Libya: it wasn’t supposed to be like this in free Benghazi
By Rob Crilly
The young gunmen at the roadblock took no chances. They put a knife to the throat of the driver before hauling the three men and one woman from the car, dragging them through the street into a nearby mosque for a rough round of interrogation.
“They were beaten on their feet and the woman was slapped around the face until she admitted planning an attack on the mosque,” said Basim Mohamed, muezzin at Quiche mosque.
Inside the car they say they found an AK-47 and 10 cartridges of ammunition.
A frenzied mob formed outside the mosque as word spread that Gaddafi assassins had been cornered. It only dispersed when rebel gunmen arrived to take away the suspects to an uncertain fate.
It wasn’t supposed to be like this in free Benghazi.
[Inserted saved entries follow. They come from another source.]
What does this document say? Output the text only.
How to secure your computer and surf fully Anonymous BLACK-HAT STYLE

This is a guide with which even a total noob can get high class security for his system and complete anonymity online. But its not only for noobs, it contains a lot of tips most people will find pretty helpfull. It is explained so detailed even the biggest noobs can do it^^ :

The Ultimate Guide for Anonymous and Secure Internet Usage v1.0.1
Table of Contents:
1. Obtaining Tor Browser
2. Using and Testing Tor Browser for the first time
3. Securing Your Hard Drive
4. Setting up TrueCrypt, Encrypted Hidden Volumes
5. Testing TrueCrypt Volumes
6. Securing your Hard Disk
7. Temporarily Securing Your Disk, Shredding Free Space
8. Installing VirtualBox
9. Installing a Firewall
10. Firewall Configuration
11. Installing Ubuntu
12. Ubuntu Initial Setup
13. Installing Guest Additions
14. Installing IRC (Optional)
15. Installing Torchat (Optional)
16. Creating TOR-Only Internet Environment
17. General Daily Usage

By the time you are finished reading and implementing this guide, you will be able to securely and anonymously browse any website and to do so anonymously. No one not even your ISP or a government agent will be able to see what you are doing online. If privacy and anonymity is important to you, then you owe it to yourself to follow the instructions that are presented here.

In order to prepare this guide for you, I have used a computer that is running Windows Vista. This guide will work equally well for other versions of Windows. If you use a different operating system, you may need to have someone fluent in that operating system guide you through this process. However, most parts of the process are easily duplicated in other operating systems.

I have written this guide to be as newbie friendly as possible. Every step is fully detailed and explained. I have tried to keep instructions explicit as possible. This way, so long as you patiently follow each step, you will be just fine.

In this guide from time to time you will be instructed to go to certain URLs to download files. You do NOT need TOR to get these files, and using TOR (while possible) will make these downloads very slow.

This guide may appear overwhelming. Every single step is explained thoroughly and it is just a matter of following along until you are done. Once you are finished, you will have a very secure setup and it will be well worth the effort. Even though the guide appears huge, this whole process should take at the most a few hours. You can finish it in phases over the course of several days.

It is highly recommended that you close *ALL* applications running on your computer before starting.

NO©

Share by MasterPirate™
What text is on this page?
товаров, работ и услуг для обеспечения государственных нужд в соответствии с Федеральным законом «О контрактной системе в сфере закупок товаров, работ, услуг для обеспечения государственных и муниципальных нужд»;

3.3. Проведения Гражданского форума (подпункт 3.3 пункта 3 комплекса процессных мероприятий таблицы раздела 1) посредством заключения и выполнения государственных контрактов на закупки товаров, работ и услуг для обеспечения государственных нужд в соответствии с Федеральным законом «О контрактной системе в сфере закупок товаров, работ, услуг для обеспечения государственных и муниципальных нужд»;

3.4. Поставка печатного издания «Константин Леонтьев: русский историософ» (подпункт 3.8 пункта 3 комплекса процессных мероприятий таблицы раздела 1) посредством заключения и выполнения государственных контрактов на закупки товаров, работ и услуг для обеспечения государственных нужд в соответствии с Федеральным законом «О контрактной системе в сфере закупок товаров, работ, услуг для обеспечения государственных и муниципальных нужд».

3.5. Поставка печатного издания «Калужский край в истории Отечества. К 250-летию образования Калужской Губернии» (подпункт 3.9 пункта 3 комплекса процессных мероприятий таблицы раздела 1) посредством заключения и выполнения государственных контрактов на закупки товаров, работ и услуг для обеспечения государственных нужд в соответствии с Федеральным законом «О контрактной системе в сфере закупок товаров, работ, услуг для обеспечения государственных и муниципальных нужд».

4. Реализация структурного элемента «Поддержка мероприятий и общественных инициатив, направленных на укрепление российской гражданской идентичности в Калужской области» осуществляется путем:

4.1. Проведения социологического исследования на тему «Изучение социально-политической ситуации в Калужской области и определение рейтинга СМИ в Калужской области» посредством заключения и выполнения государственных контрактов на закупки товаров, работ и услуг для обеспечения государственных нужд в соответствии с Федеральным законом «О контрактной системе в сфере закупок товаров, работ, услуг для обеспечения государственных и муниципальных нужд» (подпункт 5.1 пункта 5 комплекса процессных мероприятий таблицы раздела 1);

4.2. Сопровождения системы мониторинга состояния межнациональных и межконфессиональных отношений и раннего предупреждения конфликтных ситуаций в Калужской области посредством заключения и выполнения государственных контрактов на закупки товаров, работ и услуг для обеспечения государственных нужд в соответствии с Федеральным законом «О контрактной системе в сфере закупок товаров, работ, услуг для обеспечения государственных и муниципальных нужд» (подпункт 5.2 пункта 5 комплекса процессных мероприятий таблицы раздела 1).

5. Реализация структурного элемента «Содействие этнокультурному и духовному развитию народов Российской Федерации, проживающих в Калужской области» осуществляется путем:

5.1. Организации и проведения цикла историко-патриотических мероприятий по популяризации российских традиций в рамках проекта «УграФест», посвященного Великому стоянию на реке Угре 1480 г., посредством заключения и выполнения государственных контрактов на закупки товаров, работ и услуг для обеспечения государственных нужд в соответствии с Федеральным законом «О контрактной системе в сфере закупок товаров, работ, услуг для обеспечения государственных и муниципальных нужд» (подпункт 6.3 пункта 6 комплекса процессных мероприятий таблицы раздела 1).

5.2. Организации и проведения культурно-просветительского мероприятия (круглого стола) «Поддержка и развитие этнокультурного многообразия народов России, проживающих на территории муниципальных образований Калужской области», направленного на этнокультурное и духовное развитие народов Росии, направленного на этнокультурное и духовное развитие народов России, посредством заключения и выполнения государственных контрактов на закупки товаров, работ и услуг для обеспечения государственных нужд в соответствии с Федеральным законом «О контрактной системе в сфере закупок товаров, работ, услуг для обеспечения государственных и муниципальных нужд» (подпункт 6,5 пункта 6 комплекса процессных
After throwing off the shackles of Gaddafi’s brutal rule, Libya’s young opposition movement is rounding up suspected opponents and delivering its own brutal form of justice in a city living in fear that they have been penetrated by a fifth column of government loyalists.
Rebel leaders admit that dozens of Gaddafi supporters have been arrested or killed.
Every night, gangs of vigilantes assemble at makeshift roadblocks – made from piles of rubble, oil drums or piping – to control entry and exit from their neighbourhoods.
On Sunday, gunfights echoed around the city as gangs sought to mop up pro-Gaddafi elements after government troops had been fought back a day earlier.
Foreign workers fled the city long ago in fear of being mistaken for a government-hired mercenary.
Many residents are now too frightened to drive through the dark streets at night, fearing a shakedown or worse at the proliferating checkpoints.
“If they don’t know who you are, and are in their part of town, and you have a nice car, then they are going to think you are a car thief or they say you are with Gaddafi,” said one driver who now stays close to home after dark.
“Maybe you hesitate or seem nervous and they will think you have something to hide.
“Not all of them are good people.”
The rebel’s interim government is made up of professionals academics, businessmen and lawyers often educated in the UK or US who make all the right noises about democracy, human rights and the rule of law.